«Il nostro compito precipuo dovrebbe essere la prevenzione, invece un buon 75% del nostro lavoro è dedicato al latte versato». A dirlo è Claudio Mendicino, medico del lavoro in provincia di Milano, protagonista ieri con il medico di base Piermaria Zannier della conferenza stampa indetta dal Prc lombardo per demistificare la presunta «eccellenza» della sanità «modello Formigoni». C’è sempre la parola prevenzione negli acronimi (diversi da Regione a Regione e spesso anche da un Asl all’altra) usati per definire le strutture che si occupano dell’ambiente e della sicurezza nei luoghi di lavoro. Per quanto si possa pensare male di Formigoni, la metafora del «latte versato» non è un’esclusiva lombarda. Ma in Lombardia dal 1998, anno del varo della controriforma sanitaria formigoniana, gli organici per la sicurezza si sono contratti del 40%. E quindi è ancor più stridente la contraddizione sottolineata da Mendicino: «Tre quarti del nostro tempo di lavoro è dedicato alle Procure della Repubblica, svolgiamo attività di polizia giudiziaria a infortunio avvenuto».
La tabella, allegata alla cartella stampa, quantificava in trentuno gli infortuni mortali avvenuti in Lombardia dall’inizio dell’anno al 16 aprile. Un dato già invecchiato: nella provincia di Brescia i morti sono saliti a 9, in quella di Bergamo a 10. In Lombardia ci sono più lavoratori, quindi è aritmeticamente ovvio che ci siano più infortuni. Si giustifica così il Pirellone ogni volta che l’Inail mette la Lombardia in cima alla classifiche in cifra assoluta degli infortuni. Facile, per Formigoni, cavarsela usando come metro di paragone la Campania o la Sicilia, obietta Mario Agostinelli, capogruppo del Prc in Regione. Lui che si picca d’essere il primo della classe si confronti piuttosto con le regioni d’Europa ricche e avanzate come la Lombardia. Il «Libro bianco» redatto da Unaltralombardia l’ha fatto. Risultato: le morti bianche in Lombardia sono quasi il doppio che in Baviera e superano quelle della regione Rhone Alpes.

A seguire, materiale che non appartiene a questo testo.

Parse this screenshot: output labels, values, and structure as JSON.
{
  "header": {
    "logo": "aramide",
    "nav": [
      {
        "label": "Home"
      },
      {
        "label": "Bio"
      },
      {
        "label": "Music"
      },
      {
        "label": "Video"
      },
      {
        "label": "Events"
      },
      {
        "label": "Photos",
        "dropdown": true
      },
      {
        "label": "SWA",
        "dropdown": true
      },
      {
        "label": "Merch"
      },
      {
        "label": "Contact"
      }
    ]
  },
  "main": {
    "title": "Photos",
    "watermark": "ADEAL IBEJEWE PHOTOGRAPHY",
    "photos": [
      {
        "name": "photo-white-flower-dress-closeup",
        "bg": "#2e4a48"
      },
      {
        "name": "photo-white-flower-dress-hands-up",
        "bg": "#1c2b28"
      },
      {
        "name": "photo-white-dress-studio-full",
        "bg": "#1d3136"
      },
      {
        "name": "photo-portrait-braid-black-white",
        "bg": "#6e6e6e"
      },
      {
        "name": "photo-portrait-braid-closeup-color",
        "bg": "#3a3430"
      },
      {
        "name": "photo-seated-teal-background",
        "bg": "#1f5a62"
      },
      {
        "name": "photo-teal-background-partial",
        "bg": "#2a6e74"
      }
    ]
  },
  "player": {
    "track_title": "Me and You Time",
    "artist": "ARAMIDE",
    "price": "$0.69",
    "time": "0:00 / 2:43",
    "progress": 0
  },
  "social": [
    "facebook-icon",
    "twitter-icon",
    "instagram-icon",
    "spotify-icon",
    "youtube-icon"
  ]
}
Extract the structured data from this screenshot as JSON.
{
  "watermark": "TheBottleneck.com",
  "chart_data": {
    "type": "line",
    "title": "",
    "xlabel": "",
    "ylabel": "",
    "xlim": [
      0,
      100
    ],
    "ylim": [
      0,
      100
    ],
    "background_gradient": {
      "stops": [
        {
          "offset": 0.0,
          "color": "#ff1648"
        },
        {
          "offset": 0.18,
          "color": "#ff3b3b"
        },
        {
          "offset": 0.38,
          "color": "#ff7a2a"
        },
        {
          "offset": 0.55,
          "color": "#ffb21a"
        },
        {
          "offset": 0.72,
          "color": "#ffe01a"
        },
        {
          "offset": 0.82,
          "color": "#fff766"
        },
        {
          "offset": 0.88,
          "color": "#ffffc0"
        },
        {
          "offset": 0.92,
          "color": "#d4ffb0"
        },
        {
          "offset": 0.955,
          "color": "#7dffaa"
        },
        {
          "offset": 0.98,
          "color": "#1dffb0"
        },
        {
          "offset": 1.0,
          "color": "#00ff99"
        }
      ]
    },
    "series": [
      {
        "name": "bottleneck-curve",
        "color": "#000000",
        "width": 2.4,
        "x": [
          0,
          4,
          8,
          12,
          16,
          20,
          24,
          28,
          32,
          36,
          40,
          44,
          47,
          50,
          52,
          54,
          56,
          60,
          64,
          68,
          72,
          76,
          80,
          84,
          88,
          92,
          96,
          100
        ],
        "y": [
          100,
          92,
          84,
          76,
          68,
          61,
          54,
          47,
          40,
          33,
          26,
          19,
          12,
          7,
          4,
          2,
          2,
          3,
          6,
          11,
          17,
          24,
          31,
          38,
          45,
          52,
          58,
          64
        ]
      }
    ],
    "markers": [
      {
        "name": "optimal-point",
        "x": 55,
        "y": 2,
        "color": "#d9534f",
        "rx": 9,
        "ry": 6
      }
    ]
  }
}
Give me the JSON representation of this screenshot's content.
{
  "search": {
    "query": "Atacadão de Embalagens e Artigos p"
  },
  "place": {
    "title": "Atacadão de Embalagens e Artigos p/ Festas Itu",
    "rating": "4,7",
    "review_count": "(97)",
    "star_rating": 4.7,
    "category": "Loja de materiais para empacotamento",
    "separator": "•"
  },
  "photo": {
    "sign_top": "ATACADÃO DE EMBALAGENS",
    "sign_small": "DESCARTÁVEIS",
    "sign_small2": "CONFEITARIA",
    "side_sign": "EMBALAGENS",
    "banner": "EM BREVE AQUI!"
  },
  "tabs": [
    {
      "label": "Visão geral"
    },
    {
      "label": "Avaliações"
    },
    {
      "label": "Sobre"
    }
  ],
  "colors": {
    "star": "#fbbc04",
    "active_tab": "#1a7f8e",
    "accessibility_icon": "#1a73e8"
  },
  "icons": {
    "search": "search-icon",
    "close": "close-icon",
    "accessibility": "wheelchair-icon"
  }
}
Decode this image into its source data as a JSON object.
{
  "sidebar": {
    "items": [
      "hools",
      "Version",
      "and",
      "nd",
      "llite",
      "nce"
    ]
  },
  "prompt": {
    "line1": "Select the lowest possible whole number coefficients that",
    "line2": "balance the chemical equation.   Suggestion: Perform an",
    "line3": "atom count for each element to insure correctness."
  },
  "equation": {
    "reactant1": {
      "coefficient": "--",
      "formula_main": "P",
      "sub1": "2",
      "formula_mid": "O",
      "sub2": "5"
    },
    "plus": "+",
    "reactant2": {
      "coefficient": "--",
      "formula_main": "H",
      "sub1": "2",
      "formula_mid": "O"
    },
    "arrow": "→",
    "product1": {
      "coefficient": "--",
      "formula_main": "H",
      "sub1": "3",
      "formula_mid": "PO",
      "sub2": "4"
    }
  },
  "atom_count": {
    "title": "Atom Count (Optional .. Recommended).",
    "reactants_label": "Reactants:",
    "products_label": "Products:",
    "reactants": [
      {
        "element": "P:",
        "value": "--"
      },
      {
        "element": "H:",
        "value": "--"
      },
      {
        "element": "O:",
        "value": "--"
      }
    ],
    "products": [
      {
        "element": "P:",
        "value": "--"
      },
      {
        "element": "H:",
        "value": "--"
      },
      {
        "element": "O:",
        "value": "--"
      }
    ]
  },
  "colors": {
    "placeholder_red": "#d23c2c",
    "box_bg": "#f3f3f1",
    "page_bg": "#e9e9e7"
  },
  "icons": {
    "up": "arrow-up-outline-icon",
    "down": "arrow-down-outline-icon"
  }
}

All’inizio d’aprile la Lombardia ha varato una nuova legge sulla prevenzione (non solo nei luoghi di lavoro). Sia la legge che le linee guida applicative (siamo alla terza bozza) sono improntate alla deregolamentazione e alla privatizzazione. La filosofia è quella del «più indirizzo, meno controlli alle imprese», slogan del fu governo Berlusconi. In quest’ottica le aziende andrebbero «aiutate» a ben fare, non «angariate» con procedure e sanzioni. Un’ottica vantaggiosa per le imprese, dannosa per i lavoratori, secondo il dottor Mandicino. «Tutto dimostra che senza vigilanza e senza sanzioni le leggi non sono applicate».
In questo senso, è utile che si faccia finalmente il Testo unico sulla sicurezza. «Ma non attribuiamo ad esso poteri che non avrà. Lo scudo contro gli infortuni sono i controlli, gli investimenti in sicurezza, la lotta alla precarietà e alla flessibilità». Anche l’ultima delle privatizzazioni progettate da Formigoni – quella del 118, il servizio emergenza-urgenza – si riverbera sulla sicurezza nei luoghi di lavoro. Mettere le mani sul 118 significa poter «dirottare» i ricoveri nelle strutture private «accreditate». Una prassi già invalsa in forma strisciante. Mendicino cita l’esempio di un operaio infortunato ad una mano in una fabbrica del legnanese. «Sarebbe stato ovvio ricoverarlo all’ospedale di Legnano, dove c’è una buona equipe per la microchirurgia della mano. Invece l’hanno portato a Sesto San Giovanni, alla Multimedica, una struttura privata». Privatizzato il 118, con l’escamotage di una Fondazione, i «dirottamenti» dilagheranno a macchia d’olio. Anche per la ministra Turco, ieri in Lombardia, il 118 deve restare pubblico.